M1 Growth. Source Fed.

The Fed, the ECB, The Bank of Japan and the Bank of China are all dramatically increasing money supply and national debt, while artificially keeping interest rates at 0. Inflation has already started to significantly increase. This is the perfect storm for hard assets — with Bitcoin being the hardest asset of all.

Planetary Implications

Twenty years from now, it’s likely most things will be purchasable in Bitcoin, and many if not most people will start to think in Bitcoin first and in fiat currencies second.
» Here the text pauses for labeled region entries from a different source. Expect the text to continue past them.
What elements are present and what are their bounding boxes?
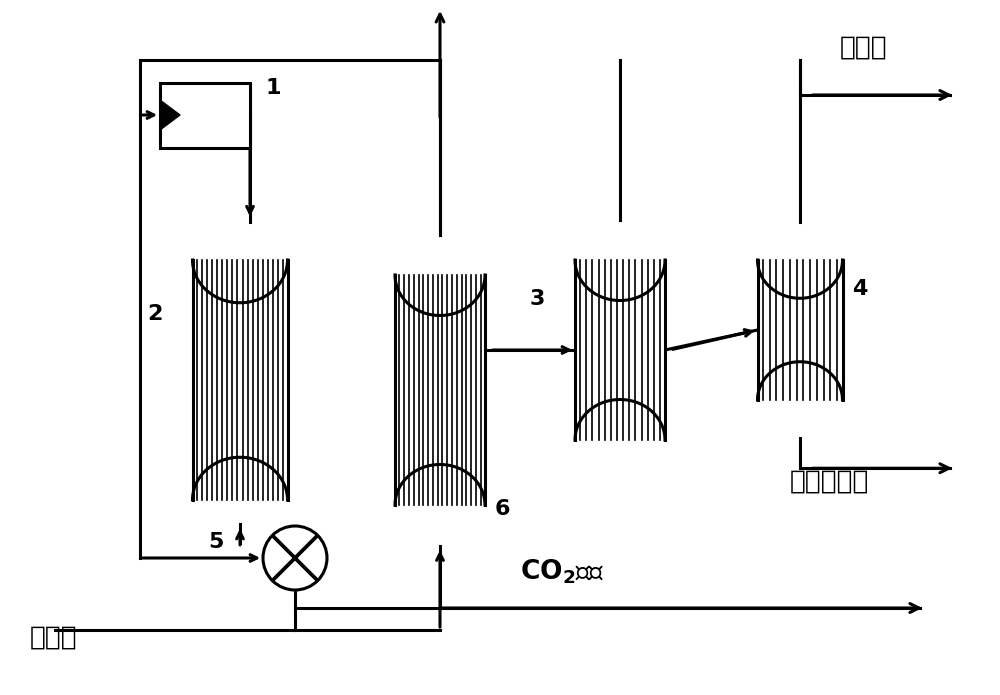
- Text: 合成气: 合成气: [30, 625, 78, 651]
- Text: $\mathbf{CO_2}$排放: $\mathbf{CO_2}$排放: [520, 558, 605, 587]
- Bar: [395, 275, 485, 505]
- Text: 1: 1: [265, 78, 281, 97]
- Polygon shape: [758, 260, 842, 298]
- Bar: [193, 260, 288, 500]
- Polygon shape: [395, 464, 485, 505]
- Bar: [160, 83, 250, 147]
- Polygon shape: [575, 260, 665, 300]
- Polygon shape: [575, 400, 665, 440]
- Text: 驰放口: 驰放口: [840, 35, 888, 61]
- Bar: [575, 260, 665, 440]
- Polygon shape: [395, 275, 485, 316]
- Text: 有机烃产物: 有机烃产物: [790, 468, 869, 494]
- Text: 5: 5: [208, 532, 223, 552]
- Text: 3: 3: [530, 289, 545, 309]
- Polygon shape: [160, 100, 180, 130]
- Bar: [758, 260, 842, 400]
- Text: 4: 4: [852, 279, 868, 299]
- Polygon shape: [193, 260, 288, 303]
- Text: 2: 2: [148, 304, 163, 324]
- Polygon shape: [758, 362, 842, 400]
- Polygon shape: [193, 457, 288, 500]
- Circle shape: [263, 526, 327, 590]
- Text: 6: 6: [495, 499, 511, 519]
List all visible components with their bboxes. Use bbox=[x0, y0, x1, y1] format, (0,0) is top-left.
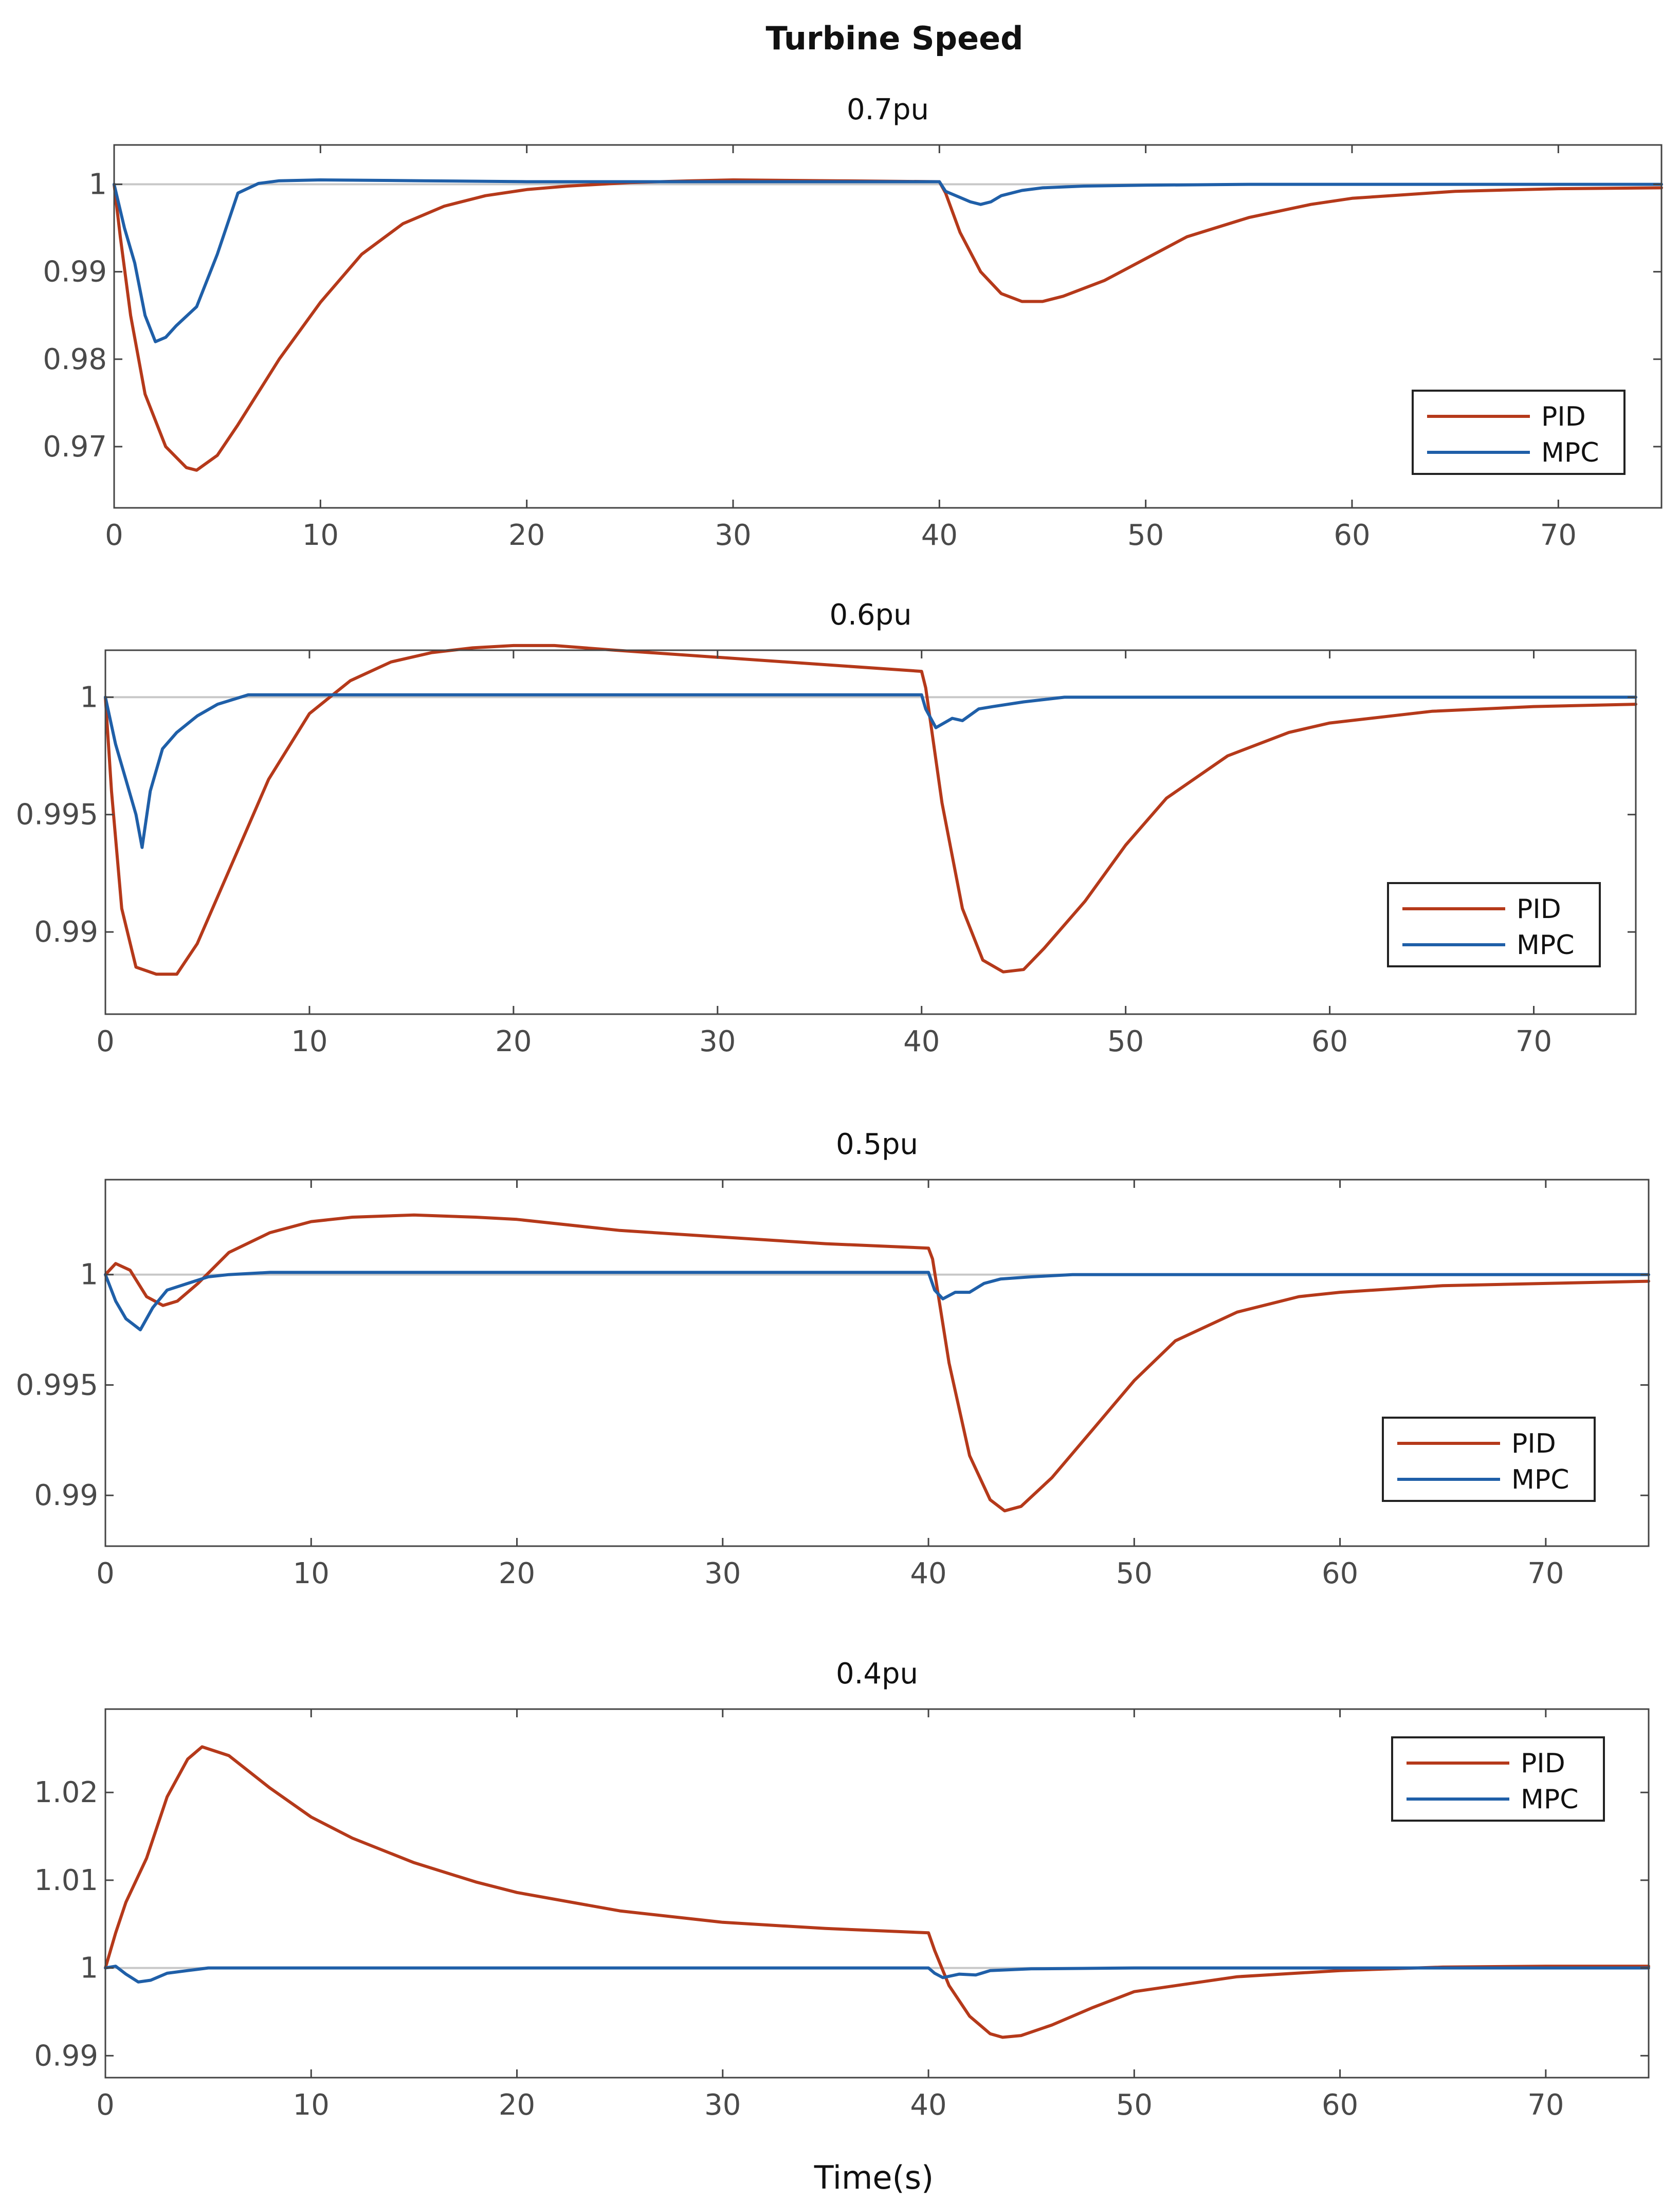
y-tick-label: 1 bbox=[80, 1952, 98, 1985]
legend-label-mpc: MPC bbox=[1517, 930, 1575, 961]
x-tick-label: 50 bbox=[1116, 1557, 1153, 1590]
x-tick-label: 10 bbox=[293, 1557, 330, 1590]
legend-label-pid: PID bbox=[1517, 894, 1561, 925]
figure-title: Turbine Speed bbox=[765, 20, 1023, 57]
subplot-title: 0.6pu bbox=[829, 598, 911, 632]
x-tick-label: 70 bbox=[1540, 519, 1577, 552]
y-tick-label: 0.995 bbox=[16, 798, 98, 832]
x-tick-label: 10 bbox=[302, 519, 339, 552]
x-tick-label: 0 bbox=[96, 1557, 115, 1590]
x-tick-label: 50 bbox=[1127, 519, 1164, 552]
series-line-pid bbox=[104, 1213, 1650, 1513]
series-line-mpc bbox=[113, 178, 1663, 343]
axes-frame bbox=[104, 1179, 1650, 1547]
y-tick-label: 0.995 bbox=[16, 1368, 98, 1402]
y-tick-label: 0.97 bbox=[43, 430, 107, 464]
legend-label-mpc: MPC bbox=[1511, 1464, 1569, 1495]
x-tick-label: 40 bbox=[903, 1025, 940, 1058]
x-tick-label: 30 bbox=[704, 1557, 741, 1590]
series-line-mpc bbox=[104, 1271, 1650, 1332]
x-tick-label: 10 bbox=[293, 2088, 330, 2122]
x-tick-label: 30 bbox=[704, 2088, 741, 2122]
chart-panel-1: 0.7pu 0 10 20 30 40 50 60 70 0.97 0.98 0.99 1 PID MPC bbox=[43, 93, 1663, 552]
x-tick-label: 70 bbox=[1527, 1557, 1564, 1590]
y-tick-label: 1 bbox=[80, 1258, 98, 1292]
y-tick-label: 0.99 bbox=[34, 2039, 98, 2072]
chart-panel-2: 0.6pu 0 10 20 30 40 50 60 70 0.99 0.995 1 PID MPC bbox=[16, 598, 1637, 1058]
axes-frame bbox=[113, 144, 1663, 509]
x-tick-label: 0 bbox=[96, 2088, 115, 2122]
x-tick-label: 20 bbox=[508, 519, 545, 552]
y-tick-label: 1 bbox=[80, 681, 98, 714]
legend: PID MPC bbox=[1382, 1417, 1596, 1502]
legend-label-mpc: MPC bbox=[1521, 1784, 1579, 1815]
x-tick-label: 40 bbox=[921, 519, 958, 552]
legend: PID MPC bbox=[1387, 882, 1601, 967]
plot-area bbox=[105, 650, 1636, 1014]
legend: PID MPC bbox=[1412, 390, 1626, 475]
y-tick-label: 1.02 bbox=[34, 1776, 98, 1809]
y-tick-label: 1 bbox=[88, 168, 107, 201]
y-tick-label: 1.01 bbox=[34, 1864, 98, 1897]
axes-frame bbox=[104, 649, 1637, 1015]
x-tick-label: 60 bbox=[1311, 1025, 1348, 1058]
series-line-mpc bbox=[104, 693, 1637, 849]
x-tick-label: 60 bbox=[1322, 1557, 1358, 1590]
y-tick-label: 0.98 bbox=[43, 343, 107, 376]
x-tick-label: 60 bbox=[1334, 519, 1370, 552]
x-tick-label: 20 bbox=[499, 1557, 535, 1590]
legend-box bbox=[1391, 1736, 1605, 1822]
x-tick-label: 20 bbox=[499, 2088, 535, 2122]
legend-label-pid: PID bbox=[1521, 1748, 1565, 1779]
x-tick-label: 50 bbox=[1116, 2088, 1153, 2122]
series-line-pid bbox=[104, 644, 1637, 976]
x-tick-label: 30 bbox=[699, 1025, 736, 1058]
x-tick-label: 40 bbox=[910, 2088, 946, 2122]
x-tick-label: 40 bbox=[910, 1557, 946, 1590]
legend-label-pid: PID bbox=[1541, 401, 1586, 432]
legend-label-pid: PID bbox=[1511, 1428, 1556, 1459]
x-tick-label: 30 bbox=[715, 519, 751, 552]
x-tick-label: 0 bbox=[96, 1025, 115, 1058]
legend-box bbox=[1382, 1417, 1596, 1502]
y-tick-label: 0.99 bbox=[34, 915, 98, 949]
y-tick-label: 0.99 bbox=[43, 255, 107, 289]
legend-label-mpc: MPC bbox=[1541, 437, 1599, 468]
subplot-title: 0.5pu bbox=[836, 1128, 918, 1161]
x-tick-label: 60 bbox=[1322, 2088, 1358, 2122]
x-tick-label: 70 bbox=[1515, 1025, 1552, 1058]
x-axis-label: Time(s) bbox=[814, 2159, 934, 2196]
x-tick-label: 20 bbox=[495, 1025, 532, 1058]
subplot-title: 0.4pu bbox=[836, 1657, 918, 1691]
legend: PID MPC bbox=[1391, 1736, 1605, 1822]
legend-box bbox=[1387, 882, 1601, 967]
legend-box bbox=[1412, 390, 1626, 475]
x-tick-label: 70 bbox=[1527, 2088, 1564, 2122]
series-line-mpc bbox=[104, 1965, 1650, 1984]
axes-frame bbox=[104, 1708, 1650, 2079]
plot-area bbox=[114, 145, 1661, 508]
x-tick-label: 50 bbox=[1107, 1025, 1144, 1058]
chart-panel-4: 0.4pu 0 10 20 30 40 50 60 70 0.99 1 1.01 1.02 PID MPC bbox=[34, 1657, 1650, 2122]
chart-panel-3: 0.5pu 0 10 20 30 40 50 60 70 0.99 0.995 1 PID MPC bbox=[16, 1128, 1650, 1590]
x-tick-label: 0 bbox=[105, 519, 123, 552]
x-tick-label: 10 bbox=[291, 1025, 327, 1058]
subplot-title: 0.7pu bbox=[847, 93, 929, 126]
y-tick-label: 0.99 bbox=[34, 1479, 98, 1512]
series-line-pid bbox=[104, 1745, 1650, 2039]
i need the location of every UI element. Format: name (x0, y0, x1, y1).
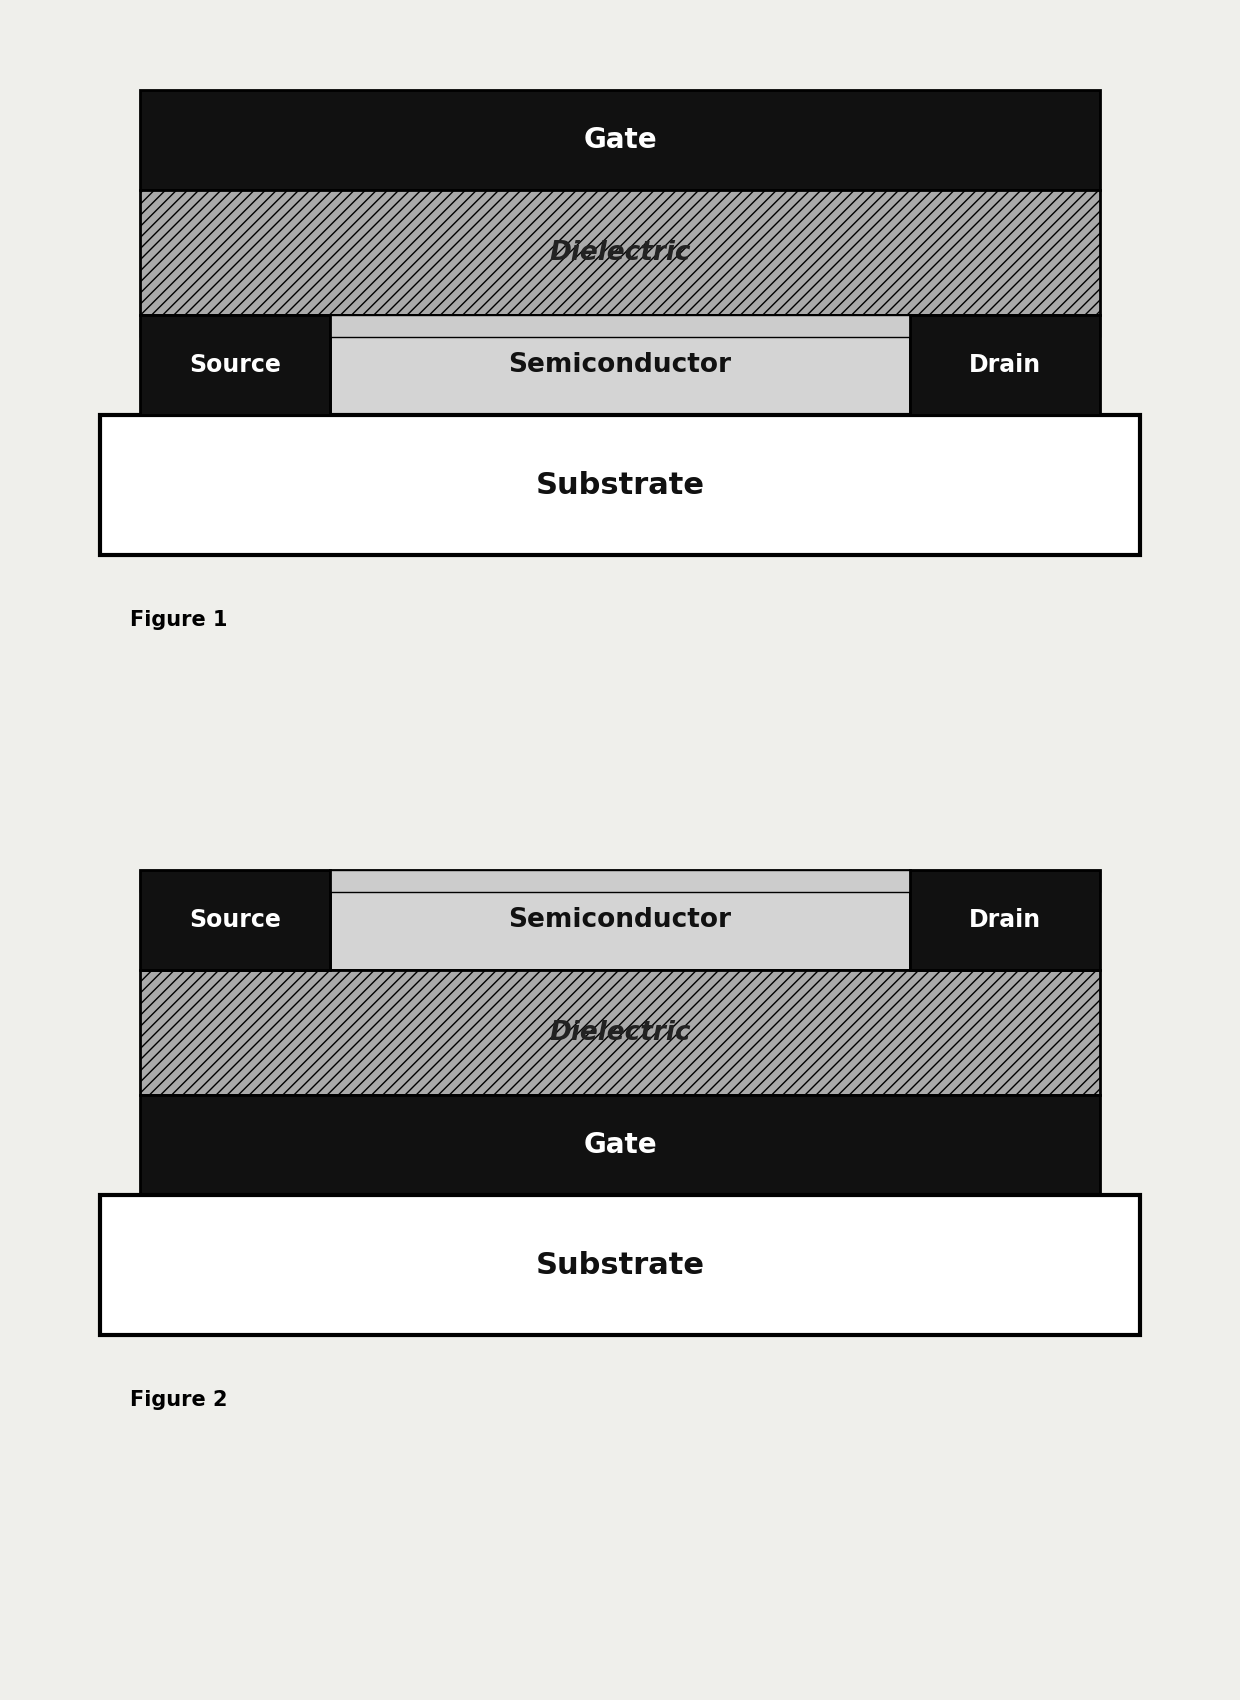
Bar (100, 415, 1140, 554)
Text: Figure 2: Figure 2 (130, 1391, 227, 1409)
Text: Gate: Gate (583, 1130, 657, 1159)
Text: Drain: Drain (968, 354, 1042, 377)
Text: Substrate: Substrate (536, 471, 704, 500)
Text: Semiconductor: Semiconductor (508, 352, 732, 377)
Text: Source: Source (188, 354, 281, 377)
Bar (140, 314, 330, 415)
Text: Source: Source (188, 908, 281, 932)
Bar (140, 1095, 1100, 1195)
Text: Dielectric: Dielectric (549, 1020, 691, 1046)
Text: Figure 1: Figure 1 (130, 610, 227, 631)
Bar (330, 870, 910, 971)
Bar (910, 314, 1100, 415)
Bar (140, 190, 1100, 314)
Bar (140, 90, 1100, 190)
Bar (140, 971, 1100, 1095)
Bar (140, 870, 1100, 892)
Text: Gate: Gate (583, 126, 657, 155)
Text: Drain: Drain (968, 908, 1042, 932)
Bar (140, 314, 1100, 337)
Bar (910, 870, 1100, 971)
Bar (330, 314, 910, 415)
Text: Dielectric: Dielectric (549, 240, 691, 265)
Text: Semiconductor: Semiconductor (508, 908, 732, 933)
Bar (100, 1195, 1140, 1334)
Bar (140, 870, 330, 971)
Text: Substrate: Substrate (536, 1251, 704, 1280)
This is going to constrain central banks and governments from the massive deficit spending and money printing we have seen in the last 50 years, with the culmination of “quantitative easing” of the last decade, debt buybacks, share buybacks and other ways of central banks artificially trying to prop up the economy.

With Bitcoin as the final standard, we will move to a deflationary world where purchasing power always goes up, as technology delivers higher and higher productivity. Contrary to Bernanke’s view, this deflationary world is a highly desirable one, and in any case, is where we are heading once the fiat / central bank standard goes bust.

The macro-economic implications of a Bitcoin world are staggering. They far exceed (in my opinion) the technological benefits of a better means of payment.